The harrowing legacy of slavery no one talks about.

Impact

In 1865, the slave-owning Confederate states lost their war against the Union. The failure of their bloody rebellion, which they waged in order to protect the institution of slavery, resulted in the ratification of the 13th Amendment, guaranteeing — at least in the eyes of the law — the freedom for millions of black slaves from the shackles of their white captors.

That’s where the story of slavery may end in our history lessons, but civil rights activist Bryan Stevenson doesn’t think America ever really closed the book on its most evil institution — and he wants to start a national conversation about it.

“I don’t think slavery ended in 1865,” Stevenson, the executive director of the Equal Justice Initiative told Mic. “I think it just evolved.”

In an exclusive video op-ed for Mic, the activist argues that only by confronting the horrific legacy of slavery can society truly be free of its burden.

“It was the ideology of white supremacy that argued that black people are different than white people, that... they’re not fully human,” Stevenson says. “And that’s why I continue to believe we’re not free. It’s created that presumption of dangerousness and guilt that still burdens black people.”

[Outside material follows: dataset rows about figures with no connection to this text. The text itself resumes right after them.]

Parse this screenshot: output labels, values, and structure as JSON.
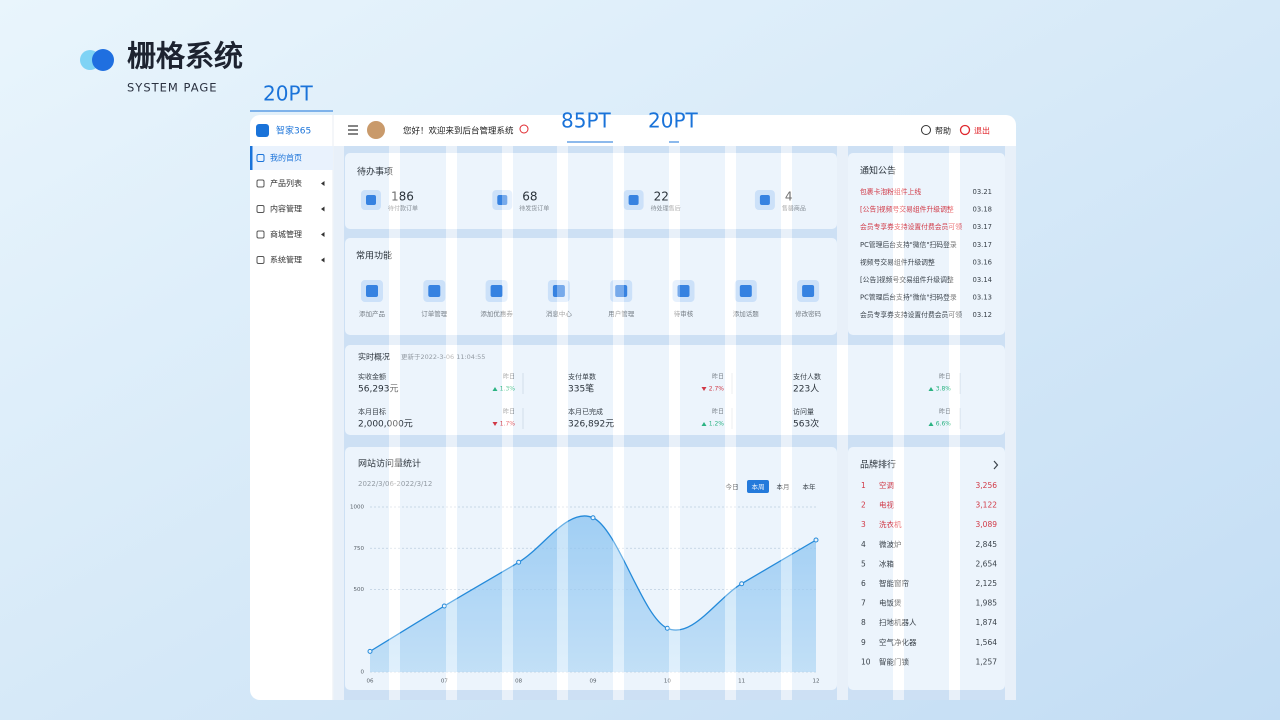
{
  "header": {
    "title": "栅格系统",
    "subtitle": "SYSTEM PAGE"
  },
  "annotations": [
    "20PT",
    "85PT",
    "20PT"
  ],
  "app": {
    "logo": "智家365",
    "greeting": "您好！欢迎来到后台管理系统",
    "help": "帮助",
    "logout": "退出",
    "menu": [
      "我的首页",
      "产品列表",
      "内容管理",
      "商城管理",
      "系统管理"
    ],
    "todo": {
      "title": "待办事项",
      "items": [
        {
          "value": 186,
          "label": "待付款订单"
        },
        {
          "value": 68,
          "label": "待发货订单"
        },
        {
          "value": 22,
          "label": "待处理售后"
        },
        {
          "value": 4,
          "label": "售罄商品"
        }
      ]
    },
    "functions": {
      "title": "常用功能",
      "items": [
        "添加产品",
        "订单管理",
        "添加优惠券",
        "消息中心",
        "用户管理",
        "待审核",
        "添加话题",
        "修改密码"
      ]
    },
    "realtime": {
      "title": "实时概况",
      "updated": "更新于2022-3-06 11:04:55",
      "metrics": [
        {
          "label": "实收金额",
          "value": "56,293元",
          "compare": "昨日",
          "change": "1.3%",
          "direction": "up"
        },
        {
          "label": "支付单数",
          "value": "335笔",
          "compare": "昨日",
          "change": "2.7%",
          "direction": "down"
        },
        {
          "label": "支付人数",
          "value": "223人",
          "compare": "昨日",
          "change": "3.8%",
          "direction": "up"
        },
        {
          "label": "本月目标",
          "value": "2,000,000元",
          "compare": "昨日",
          "change": "1.7%",
          "direction": "down"
        },
        {
          "label": "本月已完成",
          "value": "326,892元",
          "compare": "昨日",
          "change": "1.2%",
          "direction": "up"
        },
        {
          "label": "访问量",
          "value": "563次",
          "compare": "昨日",
          "change": "6.6%",
          "direction": "up"
        }
      ]
    },
    "notices": {
      "title": "通知公告",
      "items": [
        {
          "text": "包裹卡泡粉组件上线",
          "date": "03.21",
          "color": "#e0282e"
        },
        {
          "text": "[公告]视频号交易组件升级调整",
          "date": "03.18",
          "color": "#e0282e"
        },
        {
          "text": "会员专享券支持设置付费会员可领",
          "date": "03.17",
          "color": "#e0282e"
        },
        {
          "text": "PC管理后台支持\"微信\"扫码登录",
          "date": "03.17",
          "color": "#333333"
        },
        {
          "text": "视频号交易组件升级调整",
          "date": "03.16",
          "color": "#333333"
        },
        {
          "text": "[公告]视频号交易组件升级调整",
          "date": "03.14",
          "color": "#333333"
        },
        {
          "text": "PC管理后台支持\"微信\"扫码登录",
          "date": "03.13",
          "color": "#333333"
        },
        {
          "text": "会员专享券支持设置付费会员可领",
          "date": "03.12",
          "color": "#333333"
        }
      ]
    },
    "ranking": {
      "title": "品牌排行",
      "items": [
        {
          "rank": 1,
          "name": "空调",
          "value": "3,256",
          "color": "#e0282e"
        },
        {
          "rank": 2,
          "name": "电视",
          "value": "3,122",
          "color": "#e0282e"
        },
        {
          "rank": 3,
          "name": "洗衣机",
          "value": "3,089",
          "color": "#e0282e"
        },
        {
          "rank": 4,
          "name": "微波炉",
          "value": "2,845",
          "color": "#333333"
        },
        {
          "rank": 5,
          "name": "冰箱",
          "value": "2,654",
          "color": "#333333"
        },
        {
          "rank": 6,
          "name": "智能窗帘",
          "value": "2,125",
          "color": "#333333"
        },
        {
          "rank": 7,
          "name": "电饭煲",
          "value": "1,985",
          "color": "#333333"
        },
        {
          "rank": 8,
          "name": "扫地机器人",
          "value": "1,874",
          "color": "#333333"
        },
        {
          "rank": 9,
          "name": "空气净化器",
          "value": "1,564",
          "color": "#333333"
        },
        {
          "rank": 10,
          "name": "智能门锁",
          "value": "1,257",
          "color": "#333333"
        }
      ]
    }
  },
  "chart_data": {
    "type": "area",
    "title": "网站访问量统计",
    "subtitle": "2022/3/06-2022/3/12",
    "tabs": [
      "今日",
      "本周",
      "本月",
      "本年"
    ],
    "active_tab": 1,
    "categories": [
      "06",
      "07",
      "08",
      "09",
      "10",
      "11",
      "12"
    ],
    "values": [
      125,
      400,
      665,
      935,
      265,
      535,
      800
    ],
    "color": "#1a86d8",
    "ylim": [
      0,
      1000
    ],
    "yticks": [
      0,
      500,
      750,
      1000
    ],
    "grid": true
  }
}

Speaking to the racial inequality in our criminal justice system, Stevenson argues that the way police target black Americans is sometimes just as horrific as lynchings were.

“When lynching finally was moved indoors, it was replaced by a criminal justice system that is just as violent and sometimes just as brutal and unfair,” he says.

That’s why Stevenson and the Equal Justice Initiative are building the National Memorial for Peace and Justice, a 6-acre site in Montgomery, Alabama that, he says, will “confronts the legacy of lynching in America.”

EJI

“We’re building these sites because we’re not afraid to talk honestly about our history,” the civil rights activist tells us. “I’m not interested in punishing this country for its history. I want to liberate us, I want something better than fear and anger.”